= Skwá First Nation =

Chilliwack band government

The Skwá or Skwah First Nation or Band (Sqwehá or Sqwá) is a band government of the Sto:lo people in the area of the City of Chilliwack, British Columbia, Canada. It should not be confused with the Skway First Nation in the same area, which is a member of the Sto:lo Nation Chiefs Council, while the Skwah Nation is not.

==Reserves==
Reserves under the administration of Skwah First Nation are:

- Grass Indian Reserve No. 15, 1/2 miles southeast of Chilliwack, 64.80 ha. shared with eight other bands
- Pekw'Xe:yles (Peckquaylis), site of the former St.
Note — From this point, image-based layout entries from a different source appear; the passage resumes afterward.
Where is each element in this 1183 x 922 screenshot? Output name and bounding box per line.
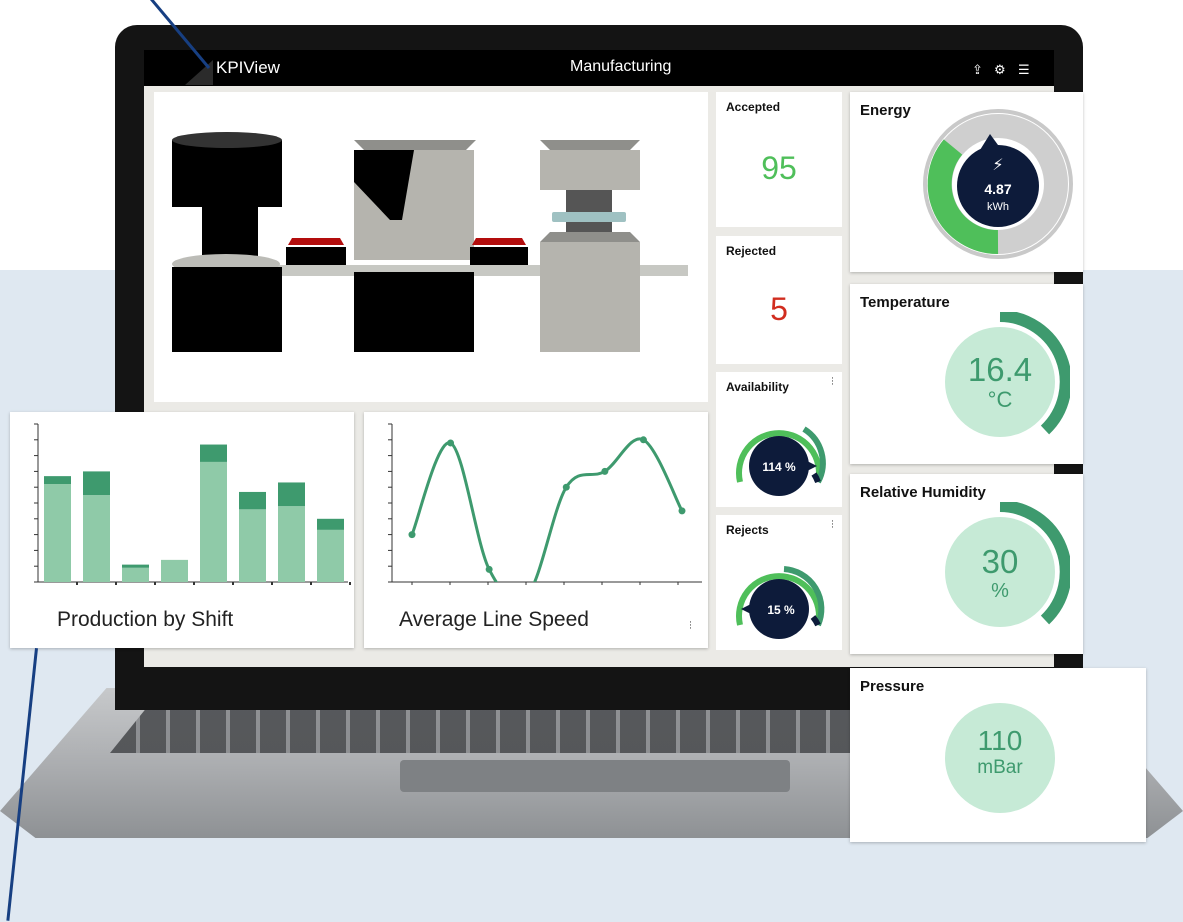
lightning-icon: ⚡ xyxy=(992,155,1003,174)
temperature-value: 16.4 xyxy=(967,351,1033,388)
rejected-title: Rejected xyxy=(726,244,777,258)
bar xyxy=(83,471,110,496)
temperature-readout: 16.4 °C xyxy=(945,352,1055,412)
bar xyxy=(239,509,266,582)
line-speed-label: Average Line Speed xyxy=(399,608,589,631)
top-bar: KPIView Manufacturing ⇪ ⚙ ☰ xyxy=(144,50,1054,86)
production-bar-chart xyxy=(34,423,351,585)
line-speed-card[interactable]: Average Line Speed · · · xyxy=(364,412,708,648)
accepted-value: 95 xyxy=(761,150,797,186)
brand-corner xyxy=(185,60,213,85)
availability-title: Availability xyxy=(726,380,789,394)
bar xyxy=(278,482,305,507)
production-label: Production by Shift xyxy=(57,608,234,631)
production-card[interactable]: Production by Shift xyxy=(10,412,354,648)
bar xyxy=(122,567,149,582)
page-title: Manufacturing xyxy=(570,58,672,75)
pressure-value: 110 xyxy=(977,725,1023,756)
line-point xyxy=(678,507,686,515)
rejects-gauge: 15 % xyxy=(736,566,825,639)
humidity-title: Relative Humidity xyxy=(860,484,986,501)
bar xyxy=(122,564,149,568)
humidity-value: 30 xyxy=(981,543,1019,580)
line-point xyxy=(639,436,647,444)
energy-unit: kWh xyxy=(987,201,1009,213)
more-options-icon[interactable]: · · · xyxy=(831,518,834,533)
user-settings-icon[interactable]: ⚙ xyxy=(994,63,1006,78)
laptop-trackpad xyxy=(400,760,790,792)
energy-title: Energy xyxy=(860,102,911,119)
accepted-title: Accepted xyxy=(726,100,781,114)
bar xyxy=(239,491,266,510)
line-point xyxy=(601,467,609,475)
pressure-card[interactable]: Pressure 110 mBar xyxy=(850,668,1146,842)
bar xyxy=(44,484,71,582)
line-point xyxy=(447,439,455,447)
rejects-value: 15 % xyxy=(767,603,795,617)
humidity-card[interactable]: Relative Humidity 30 % xyxy=(850,474,1083,654)
app-name: KPIView xyxy=(216,58,280,77)
line-point xyxy=(408,531,416,539)
availability-tile[interactable]: Availability · · · 114 % xyxy=(716,372,842,507)
temperature-title: Temperature xyxy=(860,294,950,311)
rejected-tile[interactable]: Rejected 5 xyxy=(716,236,842,364)
line-point xyxy=(485,565,493,573)
pressure-unit: mBar xyxy=(977,757,1023,778)
rejected-value: 5 xyxy=(770,291,788,327)
humidity-unit: % xyxy=(991,580,1009,602)
pressure-title: Pressure xyxy=(860,678,925,695)
more-options-icon[interactable]: · · · xyxy=(689,619,692,634)
share-icon[interactable]: ⇪ xyxy=(972,63,983,78)
bar xyxy=(161,559,188,582)
bar xyxy=(200,444,227,462)
temperature-unit: °C xyxy=(987,387,1013,412)
energy-card[interactable]: Energy ⚡ 4.87 kWh xyxy=(850,92,1083,272)
bar xyxy=(317,529,344,582)
temperature-card[interactable]: Temperature 16.4 °C xyxy=(850,284,1083,464)
rejects-tile[interactable]: Rejects · · · 15 % xyxy=(716,515,842,650)
energy-value: 4.87 xyxy=(984,181,1011,197)
machine-illustration-panel xyxy=(154,92,708,402)
line-speed-chart xyxy=(388,423,702,585)
pressure-readout: 110 mBar xyxy=(945,726,1055,780)
availability-gauge: 114 % xyxy=(736,426,826,496)
bar xyxy=(83,495,110,582)
energy-gauge: ⚡ 4.87 kWh xyxy=(923,109,1073,259)
humidity-readout: 30 % xyxy=(945,543,1055,603)
menu-icon[interactable]: ☰ xyxy=(1018,63,1030,78)
line-point xyxy=(562,483,570,491)
rejects-title: Rejects xyxy=(726,523,769,537)
accepted-tile[interactable]: Accepted 95 xyxy=(716,92,842,227)
bar xyxy=(200,461,227,582)
bar xyxy=(44,476,71,485)
availability-value: 114 % xyxy=(762,460,796,474)
bar xyxy=(278,506,305,582)
machine-illustration xyxy=(172,132,688,352)
more-options-icon[interactable]: · · · xyxy=(831,375,834,390)
line-series xyxy=(410,437,684,582)
bar xyxy=(317,518,344,530)
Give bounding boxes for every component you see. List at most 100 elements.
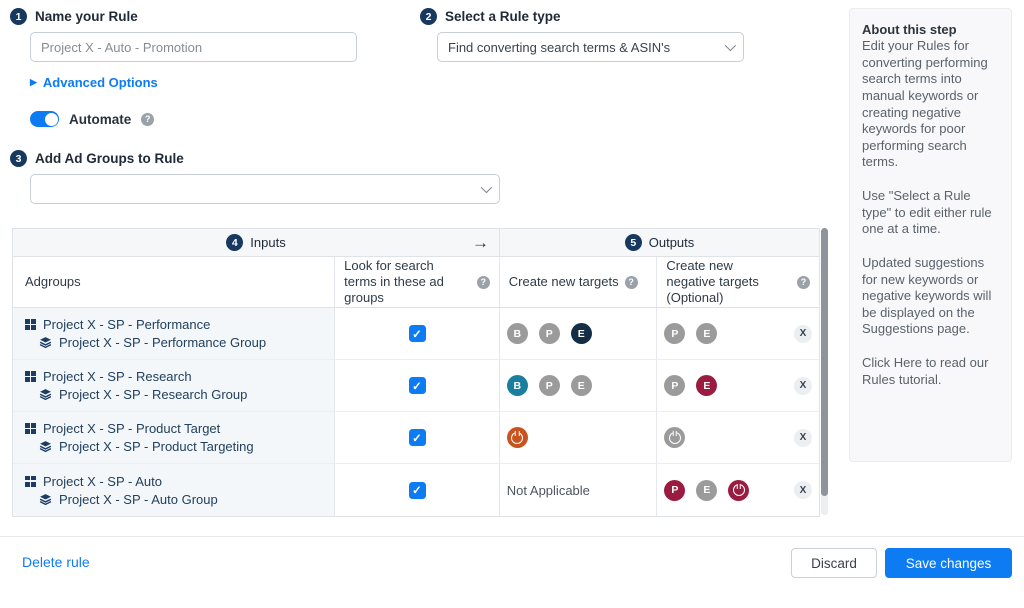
- negatives-cell: X: [657, 412, 819, 463]
- advanced-options-label: Advanced Options: [43, 75, 158, 90]
- badge-b[interactable]: B: [507, 323, 528, 344]
- add-adgroups-select[interactable]: [30, 174, 500, 204]
- step2-number-badge: 2: [420, 8, 437, 25]
- col-header-negatives-label: Create new negative targets (Optional): [666, 258, 782, 307]
- advanced-options-link[interactable]: ▶ Advanced Options: [30, 75, 158, 90]
- table-row: Project X - SP - Research Project X - SP…: [13, 360, 819, 412]
- adgroup-group-name: Project X - SP - Auto Group: [59, 492, 218, 507]
- negatives-badges: PE: [664, 480, 749, 501]
- search-terms-cell: [335, 360, 500, 411]
- discard-button[interactable]: Discard: [791, 548, 877, 578]
- layers-icon: [39, 388, 52, 401]
- search-terms-cell: [335, 464, 500, 516]
- adgroups-table: 4 Inputs → 5 Outputs Adgroups Look for s…: [12, 228, 820, 517]
- step1-number-badge: 1: [10, 8, 27, 25]
- badge-p[interactable]: P: [664, 323, 685, 344]
- badge-p[interactable]: P: [539, 375, 560, 396]
- adgroup-grid-icon: [25, 476, 36, 487]
- badge-e[interactable]: E: [571, 323, 592, 344]
- adgroup-name: Project X - SP - Auto: [43, 474, 162, 489]
- adgroup-group-name: Project X - SP - Product Targeting: [59, 439, 254, 454]
- footer-divider: [0, 536, 1024, 537]
- negatives-help-icon[interactable]: [797, 276, 810, 289]
- targets-help-icon[interactable]: [625, 276, 638, 289]
- arrow-right-icon: →: [472, 233, 489, 253]
- col-header-negatives: Create new negative targets (Optional): [657, 257, 819, 307]
- adgroup-cell: Project X - SP - Research Project X - SP…: [13, 360, 335, 411]
- rule-type-select[interactable]: Find converting search terms & ASIN's: [437, 32, 744, 62]
- chevron-down-icon: [725, 40, 736, 51]
- automate-label: Automate: [69, 112, 131, 127]
- layers-icon: [39, 336, 52, 349]
- remove-row-button[interactable]: X: [794, 325, 812, 343]
- badge-p[interactable]: P: [664, 480, 685, 501]
- adgroup-cell: Project X - SP - Auto Project X - SP - A…: [13, 464, 335, 516]
- badge-e[interactable]: E: [696, 323, 717, 344]
- remove-row-button[interactable]: X: [794, 429, 812, 447]
- automate-row: Automate: [30, 111, 154, 127]
- adgroup-cell: Project X - SP - Product Target Project …: [13, 412, 335, 463]
- about-paragraph-3: Updated suggestions for new keywords or …: [862, 255, 999, 338]
- negatives-cell: PE X: [657, 308, 819, 359]
- targets-cell: BPE: [500, 360, 658, 411]
- badge-p[interactable]: P: [664, 375, 685, 396]
- step2-section: 2 Select a Rule type Find converting sea…: [420, 8, 750, 62]
- badge-e[interactable]: E: [696, 480, 717, 501]
- adgroup-name: Project X - SP - Research: [43, 369, 192, 384]
- adgroup-cell: Project X - SP - Performance Project X -…: [13, 308, 335, 359]
- layers-icon: [39, 493, 52, 506]
- search-terms-checkbox[interactable]: [409, 429, 426, 446]
- remove-row-button[interactable]: X: [794, 481, 812, 499]
- delete-rule-link[interactable]: Delete rule: [22, 554, 90, 570]
- table-scrollbar-thumb[interactable]: [821, 228, 828, 496]
- about-paragraph-1: Edit your Rules for converting performin…: [862, 38, 999, 171]
- rule-name-input[interactable]: [30, 32, 357, 62]
- remove-row-button[interactable]: X: [794, 377, 812, 395]
- search-terms-cell: [335, 308, 500, 359]
- col-header-search-terms: Look for search terms in these ad groups: [335, 257, 500, 307]
- about-panel: About this step Edit your Rules for conv…: [849, 8, 1012, 462]
- badge-e[interactable]: E: [571, 375, 592, 396]
- search-terms-help-icon[interactable]: [477, 276, 490, 289]
- step3-section: 3 Add Ad Groups to Rule: [10, 150, 530, 204]
- targets-cell: [500, 412, 658, 463]
- save-changes-button[interactable]: Save changes: [885, 548, 1012, 578]
- negatives-badges: PE: [664, 323, 717, 344]
- search-terms-cell: [335, 412, 500, 463]
- search-terms-checkbox[interactable]: [409, 325, 426, 342]
- col-header-adgroups-label: Adgroups: [25, 274, 81, 290]
- table-row: Project X - SP - Auto Project X - SP - A…: [13, 464, 819, 516]
- col-header-targets-label: Create new targets: [509, 274, 619, 290]
- step3-number-badge: 3: [10, 150, 27, 167]
- automate-help-icon[interactable]: [141, 113, 154, 126]
- about-paragraph-4: Click Here to read our Rules tutorial.: [862, 355, 999, 388]
- adgroup-group-name: Project X - SP - Performance Group: [59, 335, 266, 350]
- about-title: About this step: [862, 22, 999, 37]
- table-scrollbar-track[interactable]: [821, 228, 828, 515]
- outputs-group-header: 5 Outputs: [500, 229, 819, 256]
- adgroup-name: Project X - SP - Performance: [43, 317, 210, 332]
- step3-label: Add Ad Groups to Rule: [35, 151, 184, 166]
- table-body: Project X - SP - Performance Project X -…: [13, 308, 819, 516]
- automate-toggle[interactable]: [30, 111, 59, 127]
- about-paragraph-2: Use "Select a Rule type" to edit either …: [862, 188, 999, 238]
- table-column-headers: Adgroups Look for search terms in these …: [13, 257, 819, 308]
- badge-b[interactable]: B: [507, 375, 528, 396]
- target-circle-icon[interactable]: [507, 427, 528, 448]
- search-terms-checkbox[interactable]: [409, 377, 426, 394]
- target-circle-icon[interactable]: [664, 427, 685, 448]
- targets-cell: BPE: [500, 308, 658, 359]
- search-terms-checkbox[interactable]: [409, 482, 426, 499]
- negatives-badges: PE: [664, 375, 717, 396]
- targets-cell: Not Applicable: [500, 464, 658, 516]
- step1-label: Name your Rule: [35, 9, 138, 24]
- badge-p[interactable]: P: [539, 323, 560, 344]
- badge-e[interactable]: E: [696, 375, 717, 396]
- rule-type-value: Find converting search terms & ASIN's: [448, 40, 670, 55]
- inputs-label: Inputs: [250, 235, 285, 250]
- col-header-targets: Create new targets: [500, 257, 658, 307]
- target-circle-icon[interactable]: [728, 480, 749, 501]
- negatives-badges: [664, 427, 685, 448]
- not-applicable-text: Not Applicable: [507, 483, 590, 498]
- adgroup-grid-icon: [25, 319, 36, 330]
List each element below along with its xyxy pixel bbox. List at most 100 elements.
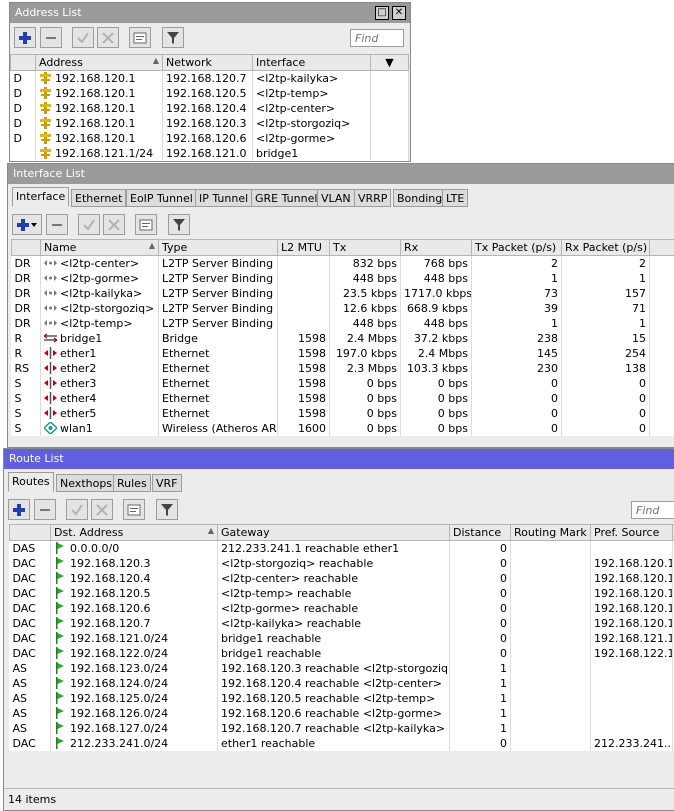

Mary's Indian Residential School, now a cultural/government/business centre, 10.30 ha.
- Schelowat Indian Reserve No. 1, on the right bank of Hope Slough, 5 miles east of Chilliwack, 85.20 ha.
- Skumalasph Indian Reserve No. 16, 6 miles northwest of Chilliwack, 468.40 ha., shared with four other bands
- Skwah Indian Reserve No. 4, west of and adjoining downtown Chilliwack, 126.30 ha.
- Skwahla Indian Reserve No. 2, on the left bank of Hope Slough, 1 mile northeast of Chilliwack, 11.70 ha,
- Skwali Indian Reserve No. 3, northwest of and at the City of Chiillwack, 118.50 ha.

==Population==
The registered population of Skwah First Nation is 479. Of these 232 live on one of the band's own reserves (115 male, 117 female), 51 live on reserves administered by another band (25 male, 26 female), while 196 live off-reserve (91 male, 105 female).